My first kiss, way back before the invention of cynicism, was with Karen, the little red-haired girl with a bowl cut who lived down the block. I thought she was the fiercest five-year-old riot grrrl in the history of human civilization. Hers was a keen intellect, enabling her to both write her name in cursive and keep accurate rhythm in double dutch, and her freckles seemed distributed by the goddess of beauty and grace. Ah, but that wasn't all she had to offer. No, Gentle Reader, that was before I learned to settle. I was young and naïve and temporarily self-assured, and I aspired to pursue the affections of the only girl we knew whose father worked in the television industry: Karen's father designed and built the huts on Gilligan's Island.

As I recall the historic evening, Karen and I climbed a water tower near my house. It was just before twilight, what cinematographers call "the magic hour" for its evocative luminous beauty, but our climb was not without its urban peril. We could fall from the tower, or even worse, get nabbed and drug home by suburban Wilmington, California police. Thus energized by a frisson of danger, it's no wonder our adventure led to feelings of sudden romance and a prepubescent hormonal flush.

The sun went down like a digital matte off the bow of a mock-up Titanic, and as Karen leaned into my shoulder, I knew the moment was right. I leaned forward, gave a wink, and (as my b.s. revisionist memory has it) placed my young lips gently against hers. She melted in my arms like a post-coital Scarlett O'Hara. We ascended as children; I descended a five-year-old man.

And of course the next day she dumped my loser ass hard for the tetherball champion. I remember her parting words, spat like bullets: "Christian, I hate your guts!" Gentle Reader, I'd be hard pressed to think of anything my ex-wife told me in seven years of codependent hell that more thoroughly crushed my self-esteem. Somewhere, deep inside my unconscious glorified chimpanzee brain, I know I'm still that chubby kindergartener with pieces of his heart scattered all around the room.

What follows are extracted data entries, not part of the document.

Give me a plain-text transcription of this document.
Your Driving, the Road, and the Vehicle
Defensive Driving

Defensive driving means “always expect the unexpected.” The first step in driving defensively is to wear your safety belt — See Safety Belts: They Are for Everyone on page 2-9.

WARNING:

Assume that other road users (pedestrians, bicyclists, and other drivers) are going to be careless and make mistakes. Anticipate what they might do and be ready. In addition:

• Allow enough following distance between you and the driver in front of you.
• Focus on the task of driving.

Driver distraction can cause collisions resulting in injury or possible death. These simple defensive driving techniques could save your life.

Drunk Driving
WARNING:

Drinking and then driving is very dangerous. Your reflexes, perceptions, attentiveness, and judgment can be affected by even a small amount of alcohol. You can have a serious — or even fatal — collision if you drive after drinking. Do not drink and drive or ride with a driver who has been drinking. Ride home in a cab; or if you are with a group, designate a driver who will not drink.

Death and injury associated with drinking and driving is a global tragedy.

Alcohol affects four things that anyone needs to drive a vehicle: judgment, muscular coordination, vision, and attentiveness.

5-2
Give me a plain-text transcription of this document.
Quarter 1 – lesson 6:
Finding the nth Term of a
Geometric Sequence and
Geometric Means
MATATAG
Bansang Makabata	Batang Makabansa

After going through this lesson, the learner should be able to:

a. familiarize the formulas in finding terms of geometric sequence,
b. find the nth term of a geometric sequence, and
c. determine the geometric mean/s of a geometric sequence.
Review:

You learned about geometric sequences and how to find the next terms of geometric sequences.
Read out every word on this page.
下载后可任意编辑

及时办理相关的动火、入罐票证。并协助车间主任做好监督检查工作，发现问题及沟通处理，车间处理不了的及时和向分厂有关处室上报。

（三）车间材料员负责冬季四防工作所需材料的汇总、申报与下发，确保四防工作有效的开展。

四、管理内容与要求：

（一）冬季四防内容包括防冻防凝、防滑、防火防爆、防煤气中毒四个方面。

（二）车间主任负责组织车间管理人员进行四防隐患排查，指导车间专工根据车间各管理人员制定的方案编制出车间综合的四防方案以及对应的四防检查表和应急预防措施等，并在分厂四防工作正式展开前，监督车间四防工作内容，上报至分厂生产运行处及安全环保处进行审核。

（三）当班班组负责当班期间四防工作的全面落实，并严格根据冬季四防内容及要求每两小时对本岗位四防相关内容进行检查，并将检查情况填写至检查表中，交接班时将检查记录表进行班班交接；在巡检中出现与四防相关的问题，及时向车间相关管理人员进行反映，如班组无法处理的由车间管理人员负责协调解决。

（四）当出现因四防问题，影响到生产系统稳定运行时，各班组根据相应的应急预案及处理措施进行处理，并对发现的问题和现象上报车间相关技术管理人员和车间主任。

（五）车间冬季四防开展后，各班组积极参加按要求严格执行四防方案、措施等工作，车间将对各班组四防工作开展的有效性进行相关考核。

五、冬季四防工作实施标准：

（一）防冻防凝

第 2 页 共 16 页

As a postscript, Karen read this very blog entry and responded via email. She insists her hair was brown and she never had freckles. She even provided JPEGs to substantiate her claims; but otherwise, the romantic meat of our tale remains, to this date, undisputed.

-----

Today I took a short, uneventful ride to work here at Warner Bros. Studios, Burbank. I'm temping as a secretary in the quietest office in the executive building on the lot, as I'll be doing through Wednesday of next week. The boss is a calm, quiet, easygoing fellow, just as you or I would be if we earned his enormous paycheck. Speaking of enormous paychecks, one of my few duties this morning was to courier a check in the amount of $2.4 million to an office involved with the production of Pokemon: The Movie.

It's a beautiful day here in Burbank, with nary a cloud in the sky. Life is good. Today, life is good.